In order to manage risk it is best to be prudent, and not go all in. Instead of taking a position investors can think of taking a first slice at current levels. The second slice can be taken in case the breakout point at $4.00 gets tested.
Selling 50% once this stock doubles seems a very reasonable tactic in order to keep 50% of the initially bought shares for free.
Stock #2: Emerald Health Therapeutics (EMH.V)
This is a much smaller stock with a market cap of $218M. Their focus on production is the reason why this stock is exploding in recent days. There is still lots of upside potential.
Emerald has a strategic partnership with Pure Sunfarm in which a 50/50 revenue split was agreed on cannabis sold. Their production capacity has a strong growth outlook:
- annual production of 46,000 kg by 2020 with a possibility to scale this up to 75,000 kg with the current plants
- possible to expand to achieve a production of 225,000 kg annually !
Moreover, Emerald has several years of expertise, and it also has a clean cap structure, no debt.
Same strategy as Aurora: a first slice of 50% can be considered a current prices but the breakout point (which is indicated with the horizontal line on the chart, it coincides with $2.00) is certainly worth considering the second slice.
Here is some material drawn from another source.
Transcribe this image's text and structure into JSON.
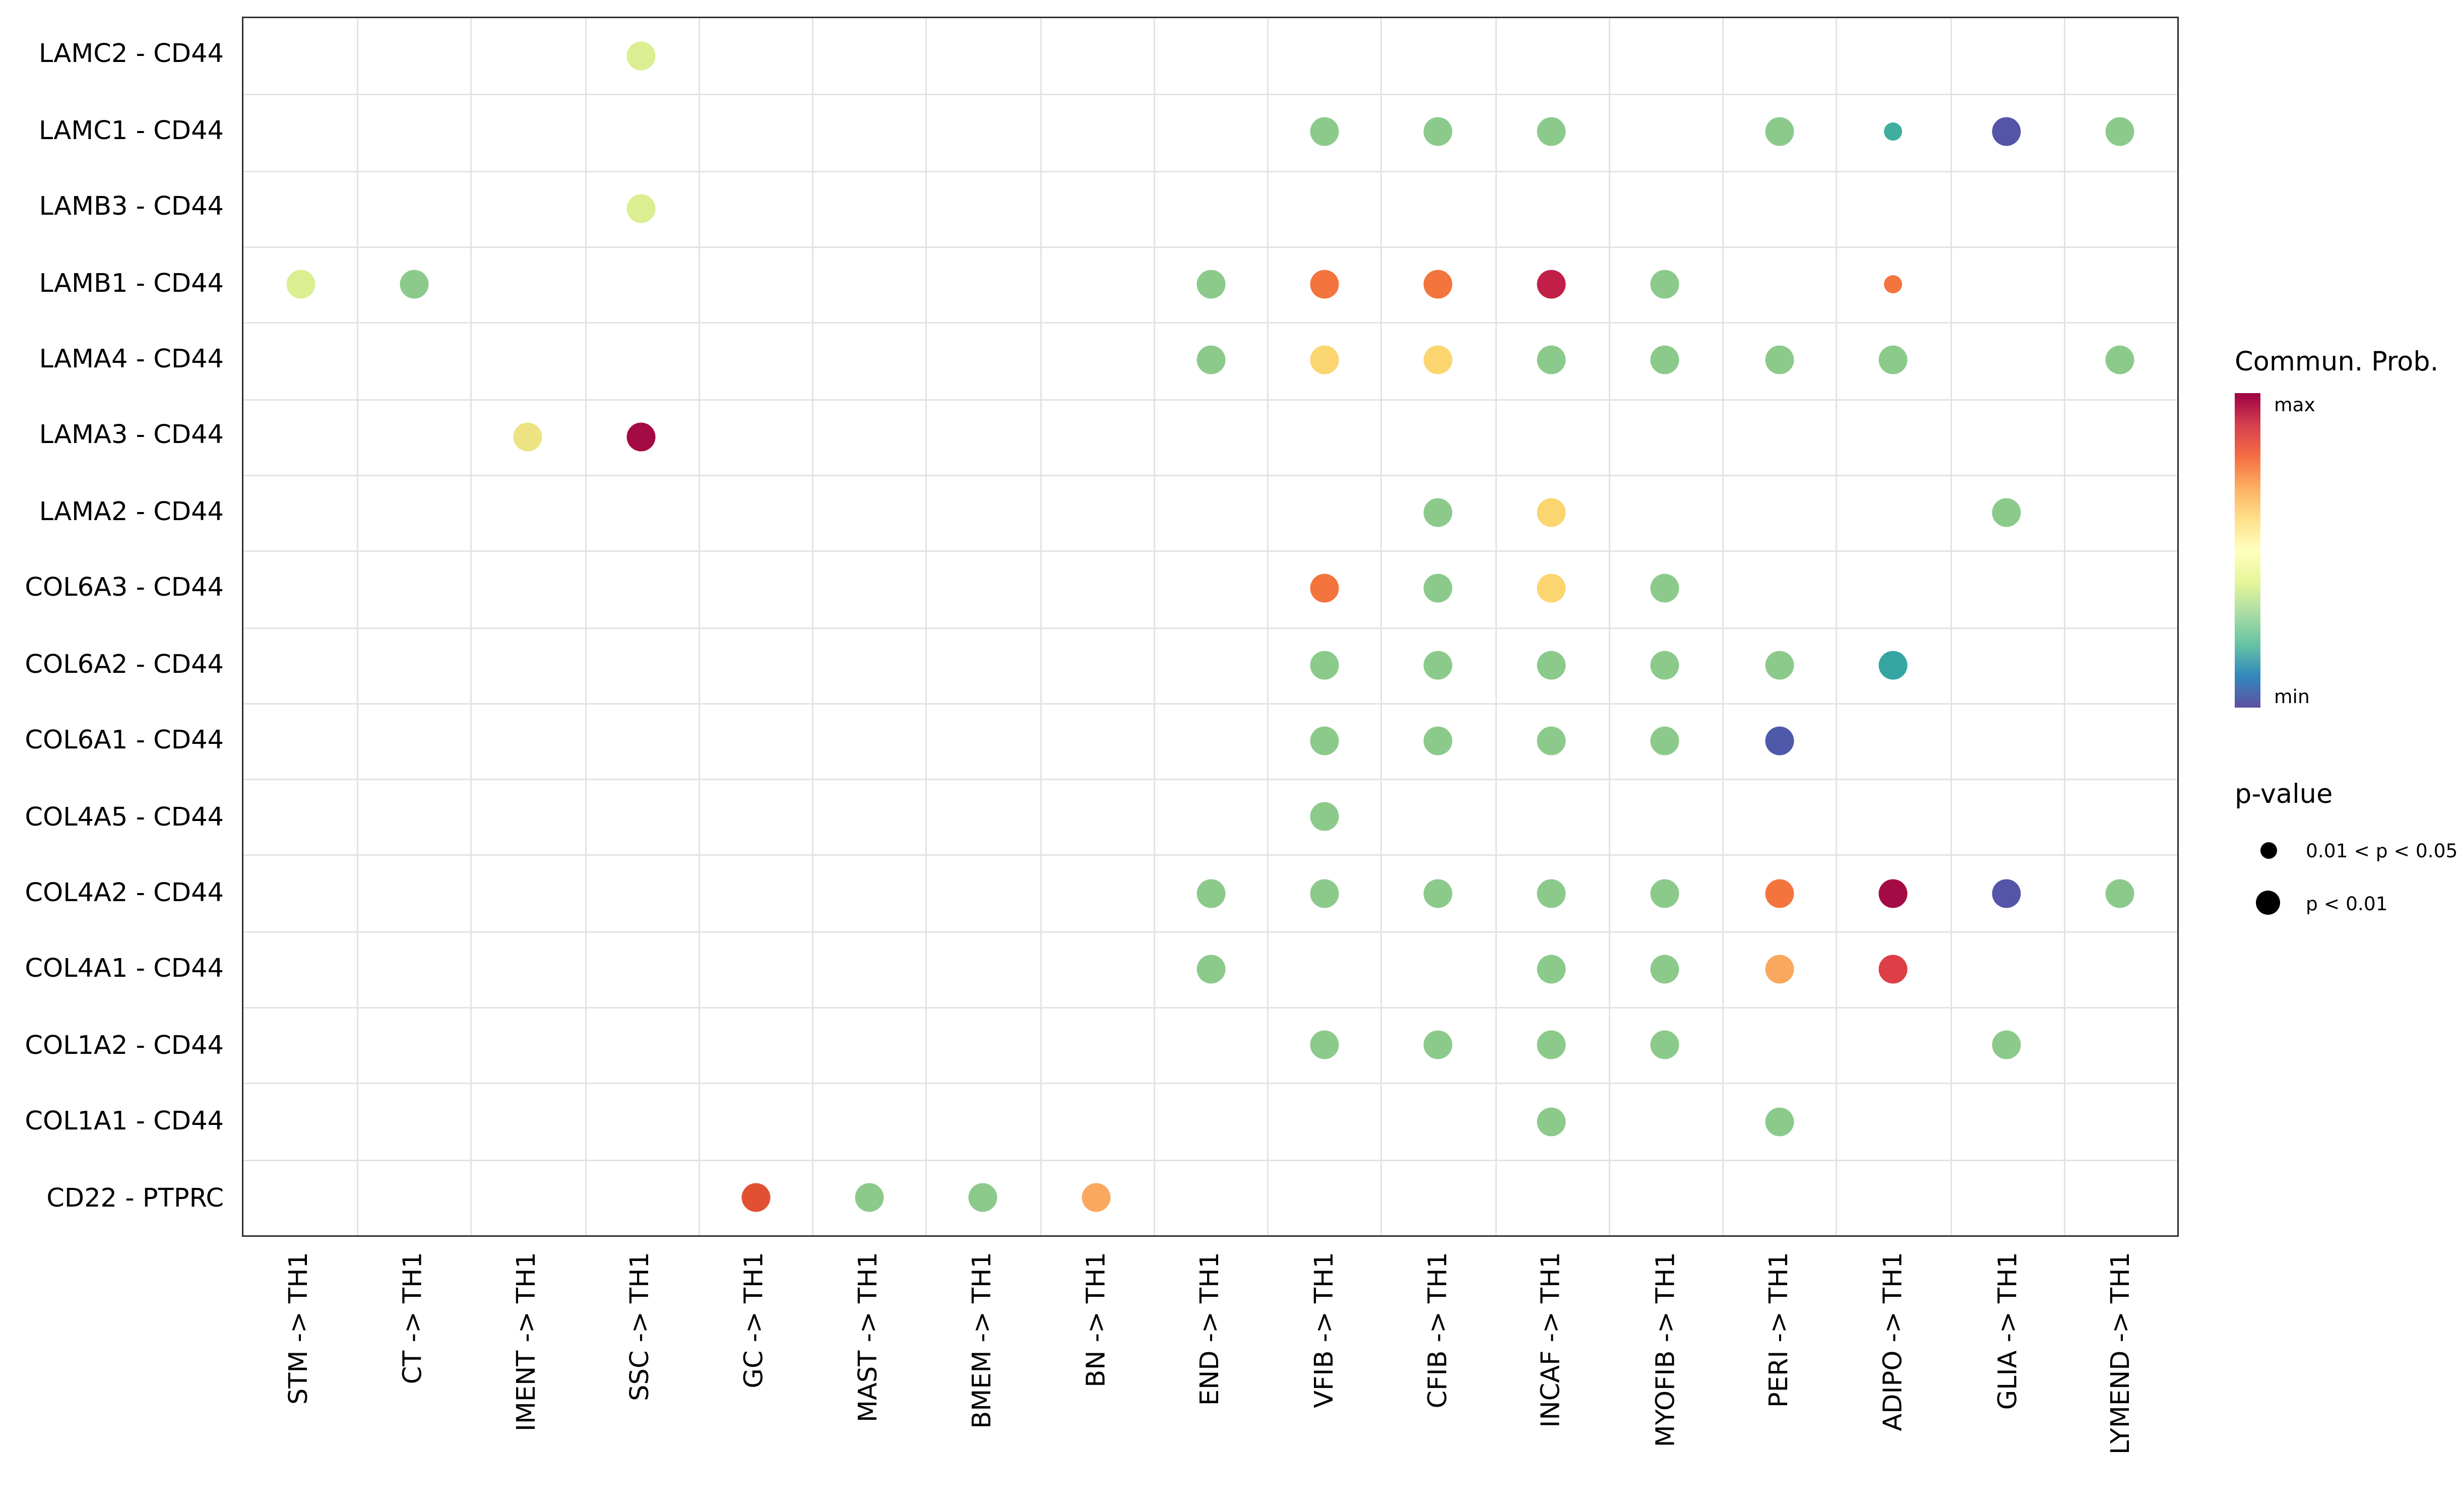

Exit 50% of shares once prices have doubled against the entry point.
Stock #3: Aphria (ticker APH on TSX)
Aphria is a company with a market cap of $1.2B , one of the lowest cost producers in the Canadian industry.
It is making profits with an eps of $0.14.
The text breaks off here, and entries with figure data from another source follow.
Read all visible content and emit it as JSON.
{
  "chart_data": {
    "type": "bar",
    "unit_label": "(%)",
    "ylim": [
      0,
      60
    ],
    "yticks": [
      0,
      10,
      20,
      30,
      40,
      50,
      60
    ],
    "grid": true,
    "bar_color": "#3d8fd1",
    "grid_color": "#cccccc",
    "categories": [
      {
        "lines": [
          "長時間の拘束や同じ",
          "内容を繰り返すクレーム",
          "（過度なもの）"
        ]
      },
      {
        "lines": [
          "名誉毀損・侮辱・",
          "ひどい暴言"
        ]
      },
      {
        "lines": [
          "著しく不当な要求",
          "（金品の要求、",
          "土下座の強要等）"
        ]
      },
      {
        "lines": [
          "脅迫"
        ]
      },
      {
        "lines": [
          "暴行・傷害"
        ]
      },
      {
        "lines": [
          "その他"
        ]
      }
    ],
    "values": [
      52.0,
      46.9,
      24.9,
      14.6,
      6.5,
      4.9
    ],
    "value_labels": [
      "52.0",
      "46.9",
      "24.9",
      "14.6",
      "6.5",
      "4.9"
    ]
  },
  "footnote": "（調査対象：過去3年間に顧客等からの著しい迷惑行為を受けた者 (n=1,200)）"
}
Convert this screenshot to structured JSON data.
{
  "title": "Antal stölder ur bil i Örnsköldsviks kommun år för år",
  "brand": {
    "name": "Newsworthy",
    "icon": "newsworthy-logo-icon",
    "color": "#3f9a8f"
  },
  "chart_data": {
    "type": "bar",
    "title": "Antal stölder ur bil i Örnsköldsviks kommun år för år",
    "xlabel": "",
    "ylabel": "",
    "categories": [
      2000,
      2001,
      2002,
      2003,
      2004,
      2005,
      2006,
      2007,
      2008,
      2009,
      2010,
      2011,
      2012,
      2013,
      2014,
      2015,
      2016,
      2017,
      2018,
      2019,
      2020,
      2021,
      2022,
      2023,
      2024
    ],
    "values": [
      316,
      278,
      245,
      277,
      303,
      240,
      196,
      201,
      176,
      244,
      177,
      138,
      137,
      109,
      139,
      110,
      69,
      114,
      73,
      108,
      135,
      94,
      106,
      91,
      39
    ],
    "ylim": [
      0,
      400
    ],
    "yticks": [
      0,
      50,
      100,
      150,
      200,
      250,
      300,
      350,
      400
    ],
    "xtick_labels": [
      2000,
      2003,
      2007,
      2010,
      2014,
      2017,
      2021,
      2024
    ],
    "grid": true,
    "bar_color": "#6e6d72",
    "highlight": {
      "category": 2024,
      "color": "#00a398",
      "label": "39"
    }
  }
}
The company is expanding its production plant though the growht is spread between May 2018 and January 2019:
- Currently: 1,700 kg annually
- May 2018: 21,000 kg annually (on top of the 1,700)
- January 2019: 70,000 kg annually (on top of the 1,700 + 21,000)
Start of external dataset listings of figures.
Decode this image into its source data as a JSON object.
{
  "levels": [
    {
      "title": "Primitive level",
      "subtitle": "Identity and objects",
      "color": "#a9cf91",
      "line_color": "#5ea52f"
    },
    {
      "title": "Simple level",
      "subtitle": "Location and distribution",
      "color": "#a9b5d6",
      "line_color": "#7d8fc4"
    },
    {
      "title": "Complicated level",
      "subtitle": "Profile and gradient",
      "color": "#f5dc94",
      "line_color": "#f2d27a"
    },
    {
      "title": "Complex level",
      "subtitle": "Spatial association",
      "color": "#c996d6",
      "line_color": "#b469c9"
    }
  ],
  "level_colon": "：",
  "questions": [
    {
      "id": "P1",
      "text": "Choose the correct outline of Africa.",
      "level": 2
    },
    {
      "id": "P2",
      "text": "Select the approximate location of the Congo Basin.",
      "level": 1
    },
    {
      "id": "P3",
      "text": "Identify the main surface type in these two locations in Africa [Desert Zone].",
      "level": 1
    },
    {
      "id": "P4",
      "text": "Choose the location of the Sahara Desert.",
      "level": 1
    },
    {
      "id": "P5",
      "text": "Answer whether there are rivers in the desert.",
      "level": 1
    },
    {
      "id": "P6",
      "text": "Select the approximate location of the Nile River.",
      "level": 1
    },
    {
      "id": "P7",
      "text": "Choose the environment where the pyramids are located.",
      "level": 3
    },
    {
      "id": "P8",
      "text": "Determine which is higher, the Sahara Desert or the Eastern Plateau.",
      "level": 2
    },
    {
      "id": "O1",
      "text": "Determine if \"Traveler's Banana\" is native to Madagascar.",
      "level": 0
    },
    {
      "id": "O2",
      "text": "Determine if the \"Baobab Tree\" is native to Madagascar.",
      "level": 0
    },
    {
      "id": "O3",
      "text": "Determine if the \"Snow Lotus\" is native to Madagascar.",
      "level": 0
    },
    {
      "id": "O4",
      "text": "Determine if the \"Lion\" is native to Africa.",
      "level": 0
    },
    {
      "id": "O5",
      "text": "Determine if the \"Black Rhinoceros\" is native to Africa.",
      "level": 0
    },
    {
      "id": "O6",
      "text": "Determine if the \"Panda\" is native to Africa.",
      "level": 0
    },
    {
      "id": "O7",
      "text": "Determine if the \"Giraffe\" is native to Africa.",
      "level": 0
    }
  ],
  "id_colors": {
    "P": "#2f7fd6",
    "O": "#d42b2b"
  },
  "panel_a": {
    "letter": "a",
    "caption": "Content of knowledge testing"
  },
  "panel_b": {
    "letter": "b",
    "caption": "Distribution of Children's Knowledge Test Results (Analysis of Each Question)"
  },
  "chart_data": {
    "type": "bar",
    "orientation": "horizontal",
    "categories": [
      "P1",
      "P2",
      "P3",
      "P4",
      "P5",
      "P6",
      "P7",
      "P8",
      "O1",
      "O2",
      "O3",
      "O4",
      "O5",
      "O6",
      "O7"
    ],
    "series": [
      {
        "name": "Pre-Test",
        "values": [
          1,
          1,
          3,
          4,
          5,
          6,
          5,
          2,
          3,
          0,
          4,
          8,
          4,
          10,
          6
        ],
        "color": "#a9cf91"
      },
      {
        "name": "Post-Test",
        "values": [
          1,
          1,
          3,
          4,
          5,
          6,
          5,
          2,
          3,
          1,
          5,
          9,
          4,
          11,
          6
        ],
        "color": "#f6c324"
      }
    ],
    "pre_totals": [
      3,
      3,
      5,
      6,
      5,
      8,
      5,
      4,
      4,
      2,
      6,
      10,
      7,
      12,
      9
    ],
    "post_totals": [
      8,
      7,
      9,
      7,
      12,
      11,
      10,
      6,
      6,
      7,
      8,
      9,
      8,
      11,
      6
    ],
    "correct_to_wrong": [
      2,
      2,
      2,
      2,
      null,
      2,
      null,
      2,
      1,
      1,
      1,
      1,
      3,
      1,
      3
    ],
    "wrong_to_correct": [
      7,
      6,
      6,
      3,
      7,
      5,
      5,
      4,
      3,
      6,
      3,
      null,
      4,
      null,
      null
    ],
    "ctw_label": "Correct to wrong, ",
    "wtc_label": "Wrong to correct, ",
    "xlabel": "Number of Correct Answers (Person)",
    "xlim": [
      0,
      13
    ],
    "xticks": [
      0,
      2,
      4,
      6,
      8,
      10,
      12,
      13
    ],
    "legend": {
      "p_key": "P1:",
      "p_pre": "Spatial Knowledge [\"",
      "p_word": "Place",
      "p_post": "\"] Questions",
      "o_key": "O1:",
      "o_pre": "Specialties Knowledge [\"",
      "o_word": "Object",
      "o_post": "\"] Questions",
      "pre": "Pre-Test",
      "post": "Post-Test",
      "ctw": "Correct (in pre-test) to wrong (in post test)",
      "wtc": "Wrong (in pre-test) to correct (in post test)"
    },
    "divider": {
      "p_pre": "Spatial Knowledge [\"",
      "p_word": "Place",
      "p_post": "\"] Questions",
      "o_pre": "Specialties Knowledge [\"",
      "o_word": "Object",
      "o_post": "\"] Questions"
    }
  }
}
So all in all, in a little bit over a year this will be one of the top producers in Canada.
We see this stock growing a bit slower, but it is certainly a good long term play, less risky than Emerald. Between 8 and 9 dollar is a good entry. Exit once this stock has doubled.
Stock #4: Organigram Holdings (ticker OGI.V on TSXV)
Organigram has a market cap of $380M, a cash position of $48M and just 3M of debt.
They have a fully funded facility expansion with a 250,000 sq. ft. on 14 acres and a 690% increase in 4 years. Their production capacity is currently 5,200 kg per year, by Q4 2017 16,000 kg per year (a 208% increase) and by December 2018 a capacity of 26,000 kg per year (63% increase).
Next to that, Organigram sells cannabis oil, an activity that is growing though will not make the difference in the bigger scheme of things.
Given that the production capacity is not as big as the first two stocks listed above, we are more prudent here: the breakout level between $2.60 and $2.80 seems to be the point to enter, and this stock is not as attractive as the previous two.
Bonus: Kush Bottles (ticker KSHB on OTC)
Kush Bottles is a company with a $139M market cap. It is a high risk as it still trades on the OTC market, also not available with every broker. We believe though that Kush Bottles is one of those few exceptions trading on OTC that is worth considering, and a serious candidate to move to a more advanced exchange like the Nasdaq.
The investor presentation is not publicly available, but we received it from the company, and have to say growth figures are impressive.
We particularly like this stock because it is a low risk to play the booming cannabis market: it offers bottles and packaging to the cannabis market.
The chart looks awesome. Kush Bottles is now breaking out of a long term triangle pattern. It is doing so on rising volume. In addition, it has been consolidating since early this year, a 9 month period.
An entry point is enticing at current levels. There will be resistance once this doubles, around $4.4, so that seems a point to take profits and sell 50%.
Disclaimer: please do your own dilliegence before undertaking any action. InvestingHaven cannot be held responsible for any action undertaken by readers according to the general disclaimer.